I looked down at my left hand, and saw that it was holding a winged fish, carved of black wood. I had not been conscious of picking it up, but must have taken it to toy with while I spoke. I put it down as Sahuset asked.
"I will require a drop of blood from you," he said, "and a drop of blood from an impure woman."
"I will gladly give you a drop of mine," I told him, "and go into the city to find such a woman for you, if you wish it."
From a drawer Sahuset took a long, straight knife with a thin blade of bronze, the tongue of the crocodile of green stone that formed its grip. "I doubt that will be necessary," he said.
He took my left hand in his and examined all its fingers, looking, as it seemed to me, for the places in which they had touched the fish. At last he pricked the fourth finger, and squeezed drops of blood into a small red bottle.
"And you," he said, motioning to Myt-ser'eu.
She came forward, trembling. He did not search her fingers as he had searched mine, but pricked the palm of her hand, caught her blood in the blood-groove of the blade, and crossing the room to the corner where Sabra stood, presented it to her.

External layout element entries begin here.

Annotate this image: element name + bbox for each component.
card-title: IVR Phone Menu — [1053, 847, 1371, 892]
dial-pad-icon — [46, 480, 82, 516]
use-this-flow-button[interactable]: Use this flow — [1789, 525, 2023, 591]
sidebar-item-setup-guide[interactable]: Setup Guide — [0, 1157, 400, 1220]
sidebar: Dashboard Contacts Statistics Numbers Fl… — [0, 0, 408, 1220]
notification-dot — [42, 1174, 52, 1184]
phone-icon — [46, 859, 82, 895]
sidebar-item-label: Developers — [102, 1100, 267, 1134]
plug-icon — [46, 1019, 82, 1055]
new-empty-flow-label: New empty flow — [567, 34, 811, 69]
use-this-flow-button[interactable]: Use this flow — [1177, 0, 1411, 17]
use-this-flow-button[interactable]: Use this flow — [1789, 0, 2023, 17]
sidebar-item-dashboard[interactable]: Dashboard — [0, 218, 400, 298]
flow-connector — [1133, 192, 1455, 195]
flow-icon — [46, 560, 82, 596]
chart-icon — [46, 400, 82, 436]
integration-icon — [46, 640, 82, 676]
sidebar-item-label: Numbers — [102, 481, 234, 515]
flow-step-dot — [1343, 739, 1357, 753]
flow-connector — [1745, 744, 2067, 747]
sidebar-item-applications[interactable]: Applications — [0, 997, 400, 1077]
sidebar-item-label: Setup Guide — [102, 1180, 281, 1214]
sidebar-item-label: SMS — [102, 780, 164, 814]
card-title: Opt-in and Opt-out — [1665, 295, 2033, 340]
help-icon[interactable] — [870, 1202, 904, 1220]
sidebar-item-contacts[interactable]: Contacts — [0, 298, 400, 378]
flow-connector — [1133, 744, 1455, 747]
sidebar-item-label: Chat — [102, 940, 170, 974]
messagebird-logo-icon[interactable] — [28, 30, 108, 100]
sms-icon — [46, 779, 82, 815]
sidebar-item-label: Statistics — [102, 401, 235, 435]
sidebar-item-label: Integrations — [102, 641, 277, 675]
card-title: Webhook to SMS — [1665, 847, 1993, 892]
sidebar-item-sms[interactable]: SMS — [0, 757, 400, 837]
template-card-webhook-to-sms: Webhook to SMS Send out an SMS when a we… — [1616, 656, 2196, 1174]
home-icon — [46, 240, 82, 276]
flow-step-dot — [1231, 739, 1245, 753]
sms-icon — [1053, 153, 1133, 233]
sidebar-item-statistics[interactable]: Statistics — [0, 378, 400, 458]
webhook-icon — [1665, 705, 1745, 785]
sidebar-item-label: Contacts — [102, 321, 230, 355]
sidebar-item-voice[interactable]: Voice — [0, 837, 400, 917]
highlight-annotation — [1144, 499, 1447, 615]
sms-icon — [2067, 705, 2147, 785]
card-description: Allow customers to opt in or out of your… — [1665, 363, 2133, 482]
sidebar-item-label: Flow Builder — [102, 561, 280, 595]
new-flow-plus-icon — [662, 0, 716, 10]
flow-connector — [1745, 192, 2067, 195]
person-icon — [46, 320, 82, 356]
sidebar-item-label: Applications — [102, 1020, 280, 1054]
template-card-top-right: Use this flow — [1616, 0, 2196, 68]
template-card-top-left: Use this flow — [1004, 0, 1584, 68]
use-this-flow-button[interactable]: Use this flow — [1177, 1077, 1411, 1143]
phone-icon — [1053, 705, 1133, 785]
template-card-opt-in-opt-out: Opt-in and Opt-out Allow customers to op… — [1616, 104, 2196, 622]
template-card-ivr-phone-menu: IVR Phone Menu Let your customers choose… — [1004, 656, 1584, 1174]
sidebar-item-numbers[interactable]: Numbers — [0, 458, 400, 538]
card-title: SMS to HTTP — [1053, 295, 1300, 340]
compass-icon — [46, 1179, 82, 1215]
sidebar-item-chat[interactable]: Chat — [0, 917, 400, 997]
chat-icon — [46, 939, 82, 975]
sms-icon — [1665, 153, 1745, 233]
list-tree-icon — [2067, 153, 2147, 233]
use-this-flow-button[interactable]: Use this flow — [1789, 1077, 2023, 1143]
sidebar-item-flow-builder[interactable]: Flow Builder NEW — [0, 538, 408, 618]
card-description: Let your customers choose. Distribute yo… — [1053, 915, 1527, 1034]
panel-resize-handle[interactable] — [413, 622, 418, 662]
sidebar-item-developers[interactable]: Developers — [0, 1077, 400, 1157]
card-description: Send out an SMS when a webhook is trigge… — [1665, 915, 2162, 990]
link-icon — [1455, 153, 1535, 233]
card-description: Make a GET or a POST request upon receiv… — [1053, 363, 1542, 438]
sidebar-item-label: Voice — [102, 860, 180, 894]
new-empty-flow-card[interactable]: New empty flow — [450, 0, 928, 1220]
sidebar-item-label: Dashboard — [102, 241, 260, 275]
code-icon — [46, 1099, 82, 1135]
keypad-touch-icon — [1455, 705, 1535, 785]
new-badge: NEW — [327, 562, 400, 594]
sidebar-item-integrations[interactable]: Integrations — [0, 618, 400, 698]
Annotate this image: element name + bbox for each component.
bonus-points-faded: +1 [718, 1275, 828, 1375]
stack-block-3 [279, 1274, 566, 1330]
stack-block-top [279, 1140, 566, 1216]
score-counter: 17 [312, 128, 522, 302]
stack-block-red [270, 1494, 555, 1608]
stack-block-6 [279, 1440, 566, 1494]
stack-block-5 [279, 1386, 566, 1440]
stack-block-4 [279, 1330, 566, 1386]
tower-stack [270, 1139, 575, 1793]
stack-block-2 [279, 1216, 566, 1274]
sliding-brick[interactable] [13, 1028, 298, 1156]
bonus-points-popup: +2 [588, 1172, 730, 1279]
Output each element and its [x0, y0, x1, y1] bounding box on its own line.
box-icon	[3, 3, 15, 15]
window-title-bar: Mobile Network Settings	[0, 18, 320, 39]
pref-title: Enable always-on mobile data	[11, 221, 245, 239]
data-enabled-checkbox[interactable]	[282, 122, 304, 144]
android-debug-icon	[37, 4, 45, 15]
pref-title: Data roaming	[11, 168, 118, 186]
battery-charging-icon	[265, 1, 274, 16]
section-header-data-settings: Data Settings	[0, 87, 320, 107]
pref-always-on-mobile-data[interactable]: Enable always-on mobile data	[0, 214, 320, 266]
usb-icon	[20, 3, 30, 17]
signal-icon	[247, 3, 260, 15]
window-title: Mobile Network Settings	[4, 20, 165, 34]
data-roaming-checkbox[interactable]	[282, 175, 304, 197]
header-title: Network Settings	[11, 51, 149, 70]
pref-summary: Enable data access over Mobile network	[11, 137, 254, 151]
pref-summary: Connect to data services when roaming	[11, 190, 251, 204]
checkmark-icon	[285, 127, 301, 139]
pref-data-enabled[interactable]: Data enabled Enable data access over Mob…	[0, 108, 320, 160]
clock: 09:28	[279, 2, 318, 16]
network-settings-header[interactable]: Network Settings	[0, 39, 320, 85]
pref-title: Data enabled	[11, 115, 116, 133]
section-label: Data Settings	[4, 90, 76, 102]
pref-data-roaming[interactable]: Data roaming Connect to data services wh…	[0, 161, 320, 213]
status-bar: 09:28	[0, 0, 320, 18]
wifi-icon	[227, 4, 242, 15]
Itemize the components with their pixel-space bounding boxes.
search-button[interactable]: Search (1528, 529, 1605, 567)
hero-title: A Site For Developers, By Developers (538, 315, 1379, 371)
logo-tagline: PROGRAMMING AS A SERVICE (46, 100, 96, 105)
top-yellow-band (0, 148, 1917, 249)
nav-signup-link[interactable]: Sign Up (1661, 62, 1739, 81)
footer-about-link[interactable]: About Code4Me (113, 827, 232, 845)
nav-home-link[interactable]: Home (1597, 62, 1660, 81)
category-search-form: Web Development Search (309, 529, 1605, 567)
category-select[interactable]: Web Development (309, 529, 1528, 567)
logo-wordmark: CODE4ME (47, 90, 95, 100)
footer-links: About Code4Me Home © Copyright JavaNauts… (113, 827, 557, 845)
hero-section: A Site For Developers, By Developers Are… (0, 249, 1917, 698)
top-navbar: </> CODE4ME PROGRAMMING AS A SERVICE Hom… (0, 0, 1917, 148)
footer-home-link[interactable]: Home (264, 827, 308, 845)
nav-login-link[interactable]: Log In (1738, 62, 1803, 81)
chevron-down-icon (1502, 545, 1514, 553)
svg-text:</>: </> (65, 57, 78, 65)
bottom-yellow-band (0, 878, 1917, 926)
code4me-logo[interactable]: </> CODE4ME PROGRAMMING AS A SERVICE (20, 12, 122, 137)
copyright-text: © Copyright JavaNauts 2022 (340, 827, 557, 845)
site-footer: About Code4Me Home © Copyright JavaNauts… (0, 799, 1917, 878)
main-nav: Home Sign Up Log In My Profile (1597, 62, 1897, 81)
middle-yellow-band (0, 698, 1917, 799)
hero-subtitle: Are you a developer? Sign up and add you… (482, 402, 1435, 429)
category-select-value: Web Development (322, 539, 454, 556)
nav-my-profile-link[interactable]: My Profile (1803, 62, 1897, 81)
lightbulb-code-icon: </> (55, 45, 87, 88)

She dabbled her fingers in it and dabbed it on her face, reddening her cheeks with it. That was the last time I saw her move.
When it was done, he poured water into a wide bowl and dropped the red bottle that held my blood into it. From a metal box he took dust the color of old blood, which he sprinkled with great care over the surface of the water.
We waited for a time that seemed long to me. At length the surface was disturbed, as if by a frog or some such creature swimming below it. This persisted for a time, then ceased. Sahuset peered intently at the pattern of floating dust, sighed, stroked his chin, and last picked up the bowl and dashed its contents on the floor. "You have been cursed by a foreign goddess," he said, "a goddess of the north."